All Downloads are FREE. Search and download functionalities are using the official Maven repository.

src.it.unimi.dsi.big.mg4j.query.nodes.package.html Maven / Gradle / Ivy

Go to download

MG4J (Managing Gigabytes for Java) is a free full-text search engine for large document collections written in Java. The big version is a fork of the original MG4J that can handle more than 2^31 terms and documents.

The newest version!


  
    MG4J: Managing Gigabytes for Java
  

  

    

Composite representation for queries

This package contains the classes that represent queries as an abstract syntax tree, or, in design-pattern jargon, as a composite.

Warning: Before reading this overview, the reader is encouraged to consult the first part of the {@link it.unimi.dsi.big.mg4j.search} package documentation, where the notion of query is briefly presented.
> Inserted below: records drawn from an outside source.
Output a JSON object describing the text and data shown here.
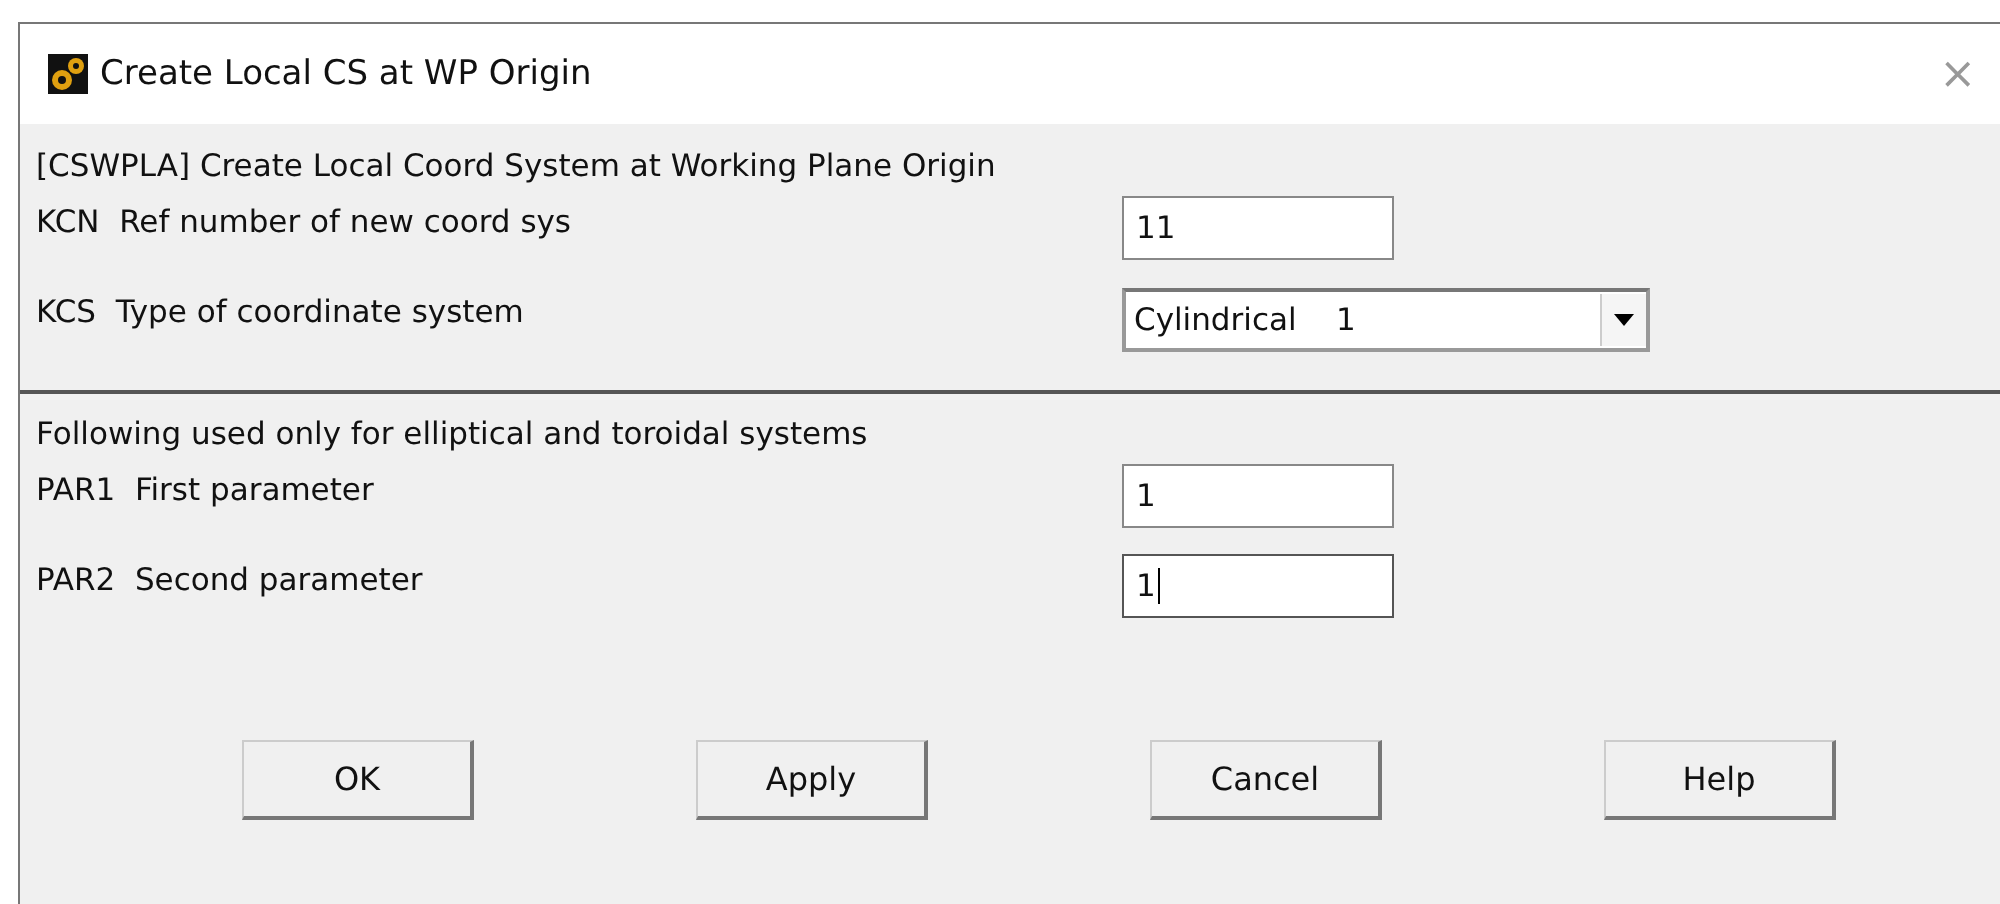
{
  "window": {
    "title": "Create Local CS at WP Origin",
    "close": "×"
  },
  "heading": "[CSWPLA]  Create Local Coord System at Working Plane Origin",
  "section1": [
    {
      "code": "KCN",
      "label": "Ref number of new coord sys",
      "kind": "text",
      "value": "11",
      "focused": false
    },
    {
      "code": "KCS",
      "label": "Type of coordinate system",
      "kind": "dropdown",
      "value": "Cylindrical    1",
      "focused": false
    }
  ],
  "note": "Following used only for elliptical and toroidal systems",
  "section2": [
    {
      "code": "PAR1",
      "label": "First parameter",
      "kind": "text",
      "value": "1",
      "focused": false
    },
    {
      "code": "PAR2",
      "label": "Second parameter",
      "kind": "text",
      "value": "1",
      "focused": true
    }
  ],
  "buttons": [
    "OK",
    "Apply",
    "Cancel",
    "Help"
  ]
}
The basic idea is to perform a complete decoupling of the query construction and resolution into three levels:

  • String level: the query is a string, written in a suitable language where, for example, every operator has a certain syntax, uses a certain keyword etc.
  • Tree level: the query is an abstract tree, that contains one internal node for each operator, but that has nothing to do with the actual way the query was written; for example, one may want to give the user the possibility to write the query by using a visual editor, in which case there will be some way to obtain the tree representation of the query without having any string-level representation for it.
  • Iterator level: the document iterator that lazily solves the query over a certain index or set of indices; this is the semantic counterpart of a query, and it is discussed at large in the overview of the {@link it.unimi.dsi.big.mg4j.search} package.
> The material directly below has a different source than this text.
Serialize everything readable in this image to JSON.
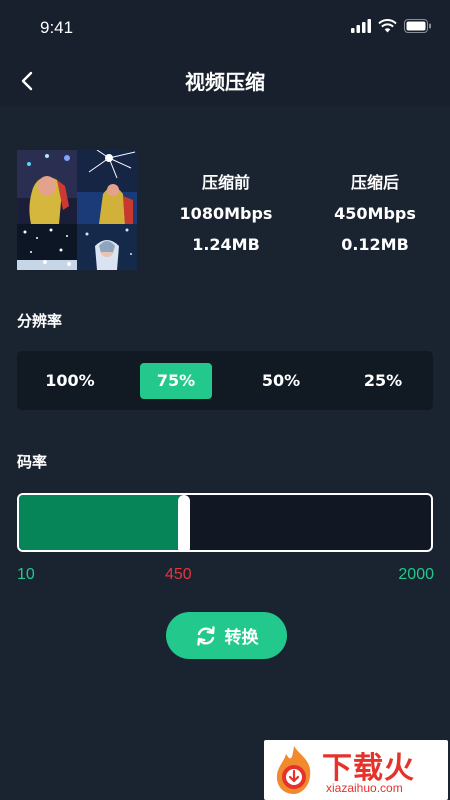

This package overview shows how to pass from the string to the tree level using the built-in {@link it.unimi.dsi.big.mg4j.query.parser.QueryParser}, and explains what is needed to implement the tree level, as well as the basic instruments needed to convert the tree level into the iterator level.

In MG4J, a query parser is an implementation of {@link it.unimi.dsi.big.mg4j.query.parser.QueryParser}: essentially, an object with a method that transforms strings in {@linkplain it.unimi.dsi.big.mg4j.query.nodes.Query queries}. You can use any parser you like, or build your queries programmatically.
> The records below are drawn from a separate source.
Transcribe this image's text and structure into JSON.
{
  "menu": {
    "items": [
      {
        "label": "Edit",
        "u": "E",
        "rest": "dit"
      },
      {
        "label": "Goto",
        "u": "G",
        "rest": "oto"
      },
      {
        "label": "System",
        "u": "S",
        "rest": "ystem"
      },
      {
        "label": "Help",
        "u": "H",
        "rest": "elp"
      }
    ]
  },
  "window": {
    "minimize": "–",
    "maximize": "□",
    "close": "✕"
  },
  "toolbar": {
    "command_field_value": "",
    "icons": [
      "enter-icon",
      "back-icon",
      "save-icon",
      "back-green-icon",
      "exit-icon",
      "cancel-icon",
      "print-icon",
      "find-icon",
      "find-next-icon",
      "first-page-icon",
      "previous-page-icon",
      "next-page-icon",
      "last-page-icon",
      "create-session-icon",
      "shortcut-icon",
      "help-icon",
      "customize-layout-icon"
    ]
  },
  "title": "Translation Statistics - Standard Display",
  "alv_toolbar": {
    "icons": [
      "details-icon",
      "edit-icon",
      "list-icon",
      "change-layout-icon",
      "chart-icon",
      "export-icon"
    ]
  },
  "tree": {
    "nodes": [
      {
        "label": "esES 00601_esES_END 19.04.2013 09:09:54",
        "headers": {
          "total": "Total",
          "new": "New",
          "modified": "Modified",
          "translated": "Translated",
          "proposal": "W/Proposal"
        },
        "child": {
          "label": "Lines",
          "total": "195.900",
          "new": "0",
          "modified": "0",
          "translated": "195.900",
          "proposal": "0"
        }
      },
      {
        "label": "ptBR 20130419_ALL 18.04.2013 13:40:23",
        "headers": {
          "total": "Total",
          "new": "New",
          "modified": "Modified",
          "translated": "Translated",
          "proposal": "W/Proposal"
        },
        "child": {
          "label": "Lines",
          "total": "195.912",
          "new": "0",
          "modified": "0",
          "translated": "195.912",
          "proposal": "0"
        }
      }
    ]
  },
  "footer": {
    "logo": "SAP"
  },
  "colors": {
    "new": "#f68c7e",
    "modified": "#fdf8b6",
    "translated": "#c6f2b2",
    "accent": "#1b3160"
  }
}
The parser provided with MG4J and whose syntax is described in the manual is currently generated using JavaCC: unfortunately, this tool produces some public classes that somehow clutter the package documentation. All the parsing logic is contained in the {@link it.unimi.dsi.big.mg4j.query.parser.SimpleParser} class, which is generated by the JavaCC source SimpleParser.jj.

Building a query tree out of a query string

MG4J allows one to perform queries on multiple indices; by saying so, we mean that you may have many indices concerning the same document collection, and you want to perform a query that may search on some of them. Think, for example, of a collection of emails. You might have generated a number of indices, to index their subjects, sender, recipient(s), body etc. All these indices can be thought of as individual entities, their only relation being that they index collections with the same number of documents, and that same-numbered documents conceptually "come" from the same source.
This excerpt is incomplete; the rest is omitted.